So far, the breakout candidates this year are outperforming their projections by about .012 points of TAv (or .0079 for just the top 10), which is down substantially from last year, but in line with the non-Chris Davis breakouts of 2013. Generally, TAv numbers are going to be a lot more volatile in ~100 at-bats, so consider these over-performance numbers provisional for now.
The successes so far this year include David Ortiz, who continues his highly successful rebellion against Father Time, as well as Victor Martinez and Chase Utley, who appear to be joining Ortiz in that struggle. Indeed, the mean age of the group is an ancient 32, which is worth further investigation; maybe radical changes in zone distance mostly occur for older hitters. Among non-geriatrics, Anthony Rendon has been raking and would have been predicted to do so by this method, while Starling Marte seems not to have improved as much as expected.
Raul Ibanez can safely be counted as a huge failure of the method, since he’s been absolutely putrid so far this season and shows no signs of improvement. Since the season started, he’s also seen a dramatic decrease in zone distance, partially reversing the increase from last year. He’s probably not as bad as his current TAv, since his BABIP stands at an absurdly unlucky .172. With that said, given the sub-Mendoza batting average, Ibanez is either going to improve substantially or fail to get many more plate appearances.
That fact highlights a survivor bias issue: generally, good players are going to see more pitches and get more playing time than bad players, so I’m missing players who were so bad as to be demoted. This bias could artificially inflate the accuracy of the breakout predictions. However, if I go back to the 2013 data and instead allow players with any (>0) PAs in 2013, increases in zone distance are still significantly associated with over-performance of PECOTA projections, so survivor bias is probably not sufficient to explain the predictive power of zone distance changes.
Conclusions
It’s interesting to see how much more rapidly teams become aware of changes in player skill than the baseball-watching public. I don’t think many tabbed Davis as a breakout candidate prior to the 2013 season, even though he finished 2012 strong (Russell Carleton found that such a late-season surge is more often than not a mirage). Yet PITCHf/x suggests that pitchers were aware of Davis’ newfound strength as early as midseason 2012.
There are at least two direct ways in which teams may gather and employ information to which we don’t have access. The first is via the scouting report, which involves lots of careful observation of a hitter: tendencies, quirks, holes in their swing, and so on. That kind of assiduous study could certainly reveal weaknesses in a hitter before the general public catches on (or the results catch up). A well-trained scout could notice that Chris Davis is suddenly showing an improved mentality at the plate and relay that to the pitcher, resulting in the pitcher avoiding the zone marginally more.
The second way this change could happen is in-game. Besides scouts, both the pitcher and catcher are meticulously watching the hitter for any sign of unexpected weakness or strength. Imagine the following scenario: a pitcher takes aim at the outside edge of the plate and misses towards the middle, and the hitter punishes the mistake with a towering homer. The pitcher or catcher will take note and be a little less likely to challenge the hitter inside the zone in the following at bat.
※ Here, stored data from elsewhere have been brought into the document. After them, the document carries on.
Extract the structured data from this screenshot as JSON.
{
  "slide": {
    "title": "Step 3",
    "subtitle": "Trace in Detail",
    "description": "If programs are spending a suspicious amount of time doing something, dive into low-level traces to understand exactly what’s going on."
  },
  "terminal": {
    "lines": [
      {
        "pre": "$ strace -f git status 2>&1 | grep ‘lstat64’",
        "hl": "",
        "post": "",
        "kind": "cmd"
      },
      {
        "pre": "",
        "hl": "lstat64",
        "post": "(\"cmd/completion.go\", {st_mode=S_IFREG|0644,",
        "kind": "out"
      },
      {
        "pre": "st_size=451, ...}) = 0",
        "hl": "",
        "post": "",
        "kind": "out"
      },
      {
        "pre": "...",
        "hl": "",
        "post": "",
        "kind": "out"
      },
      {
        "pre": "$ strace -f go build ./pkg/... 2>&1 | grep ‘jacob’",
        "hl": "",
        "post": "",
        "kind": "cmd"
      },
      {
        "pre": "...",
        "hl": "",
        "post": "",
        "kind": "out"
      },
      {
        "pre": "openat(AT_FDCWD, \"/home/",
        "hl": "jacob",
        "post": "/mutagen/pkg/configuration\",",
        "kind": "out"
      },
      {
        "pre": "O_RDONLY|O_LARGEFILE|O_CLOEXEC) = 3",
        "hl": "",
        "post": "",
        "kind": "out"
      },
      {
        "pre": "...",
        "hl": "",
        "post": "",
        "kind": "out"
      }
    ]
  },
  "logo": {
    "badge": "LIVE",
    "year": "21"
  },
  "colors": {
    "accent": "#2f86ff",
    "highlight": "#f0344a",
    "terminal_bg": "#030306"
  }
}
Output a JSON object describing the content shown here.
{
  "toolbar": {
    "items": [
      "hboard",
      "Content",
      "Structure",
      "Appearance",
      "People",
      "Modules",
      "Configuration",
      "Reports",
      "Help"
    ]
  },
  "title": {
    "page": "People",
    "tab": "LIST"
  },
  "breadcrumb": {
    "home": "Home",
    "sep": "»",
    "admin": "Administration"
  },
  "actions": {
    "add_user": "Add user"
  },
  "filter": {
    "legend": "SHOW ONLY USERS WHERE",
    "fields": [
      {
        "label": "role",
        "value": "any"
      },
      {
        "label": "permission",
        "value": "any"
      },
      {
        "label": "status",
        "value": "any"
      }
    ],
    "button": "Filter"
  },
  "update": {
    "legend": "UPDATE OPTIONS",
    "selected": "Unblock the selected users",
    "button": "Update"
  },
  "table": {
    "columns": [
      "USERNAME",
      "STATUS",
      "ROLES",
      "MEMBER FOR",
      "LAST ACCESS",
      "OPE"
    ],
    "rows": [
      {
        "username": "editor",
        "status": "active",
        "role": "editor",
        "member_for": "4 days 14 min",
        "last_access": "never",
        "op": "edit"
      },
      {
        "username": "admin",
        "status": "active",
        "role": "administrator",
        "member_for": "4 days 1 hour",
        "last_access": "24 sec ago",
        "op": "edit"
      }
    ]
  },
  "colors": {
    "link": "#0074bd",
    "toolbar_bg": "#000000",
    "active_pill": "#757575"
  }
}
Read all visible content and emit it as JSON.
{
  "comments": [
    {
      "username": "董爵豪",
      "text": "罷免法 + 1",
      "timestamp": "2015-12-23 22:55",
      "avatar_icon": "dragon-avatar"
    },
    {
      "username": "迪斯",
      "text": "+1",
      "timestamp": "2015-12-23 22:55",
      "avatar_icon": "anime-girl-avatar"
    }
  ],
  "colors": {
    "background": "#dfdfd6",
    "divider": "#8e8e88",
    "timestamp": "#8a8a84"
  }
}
Most likely, adjustments are made at both the scout- and player-level. Both sources probably contribute to the observed tendency of hitters with zone distance increases to break out in the following year. Anecdotally, it appears that the converse idea—that hitters with zone distance decreases are in line for decreases in performance—is also true. However, these breakdowns often involve the extra complication of injuries, and so require a more nuanced approach for prediction.
Both breakouts and breakdowns presumably involve some additional adjustment by the batter, as well, which I will examine in the future. For example, even if pitchers were hesitant to throw Chris Davis a strike in 2013, Davis had to capitalize on this by curtailing his swing rate on those out-of-zone pitches. Presumably, some cases of missed breakouts (or breakdowns) are the result of batters failing to make adjustments to their approaches to suit the new pitch mixtures they were receiving.
This response was notably the case with Albert Pujols, who took cuts at pitches farther out of the zone on average even as he was seeing pitches closer to the zone. So there’s a whole other side to this issue to address, because even as the pitcher is matching his strategy to the batter, the batter is countering that with a new set of tactics in response. Considering the matchup as a head-to-head battle of wits and execution, it’s not surprising that the pitchers would become aware of a hitter’s changes in ability long before the hitter’s outcomes improve enough to be noticed.
Thank you for reading
This is a free article. If you enjoyed it, consider subscribing to Baseball Prospectus. Subscriptions support ongoing public baseball research and analysis in an increasingly proprietary environment.
Subscribe now
If you are going to claim that these players "broke out" because they exceed 2013 Tav projections, then you need to defend that Tav projections (which assume regression toward the mean) were an accurate refection of the batter's baseline ability heading into the 2013 season.
Looking at your first chart, these batters are all good hitters who had very strong 2012 seasons. Is it possible that the pitchers were reacting to their strong 2012 seasons rather than employing some mystical method to identify that these hitters would break out in 2013? I would argue that this might be the case.
Looking at the 2012 Tavs, it is apparent that most most of these players actual had worse Tavs in 2013 (the "breakout year"). On the whole Tav went down by .010 per batter in 2013. Only 3 of 10 players posted better Tavs in 2013(than 2012)and only 2 of 10 players exceeded 2012 by more than .005.
For example, looking at David Ortiz, who had the highest zone distance trend, his projected Tav was .297. He exceed this projection in 2013 with a .309. You could argue that his zone distance trend of .0012 predicted this breakout. However, his Tav in 2012 was .343 which is substantially higher that the Tav he produced in 2013. You could argue that pitchers recognized the strong 2012 season, reacted by pitching him further away from the center, causing him to REGRESS in 2013 back to a Tav of .309.
It may be that pitchers are not using some unidentified proprietary information to project improvements in hitting ability. It may be that they are doing a better job of recognizing after it occurs than Pecota does.
David Ortiz Tav in 2013 was .332, compared to Projected 2013 Tav of .297 and actual 2012 Tav of .343.
Your zone distance trend is for 2012 data, and I had incorrectly attributed to 2013. This does a make a difference.
However, since most of these players performed better in 2012 than 2013, the questions still remain as to when the breakout occurred and whether the pitchers were predicting it or reacting to it. It seems as though some of these players had their better year in 2012 and that pitchers changed their approach in 2012. So at the very least, the pitchers adjusted very rapidly.
Sorry about the confusion.
That's certainly not necessarily the case. Check out Albert Pujols graph above; in his best year (and one of the best years anyone has ever had!), his zone distance was trending downward. You see that with plenty of hitters having good years, especially when BABIP-aided. With that said, Pujols is only anecdotal evidence, so I'll look at the league-wide trend and get back to you later with some gory math (either in the comments or in an article).
I tend to think of "breakout" as coinciding with a player changing his skill set, but I do see the utility of defining it in terms of Pecota projections, understanding that a breakout for 2013 might actually mean a skill improvement which occurred in 2012, but which hasn't yet accrued enough data to be refected in Pecota projections.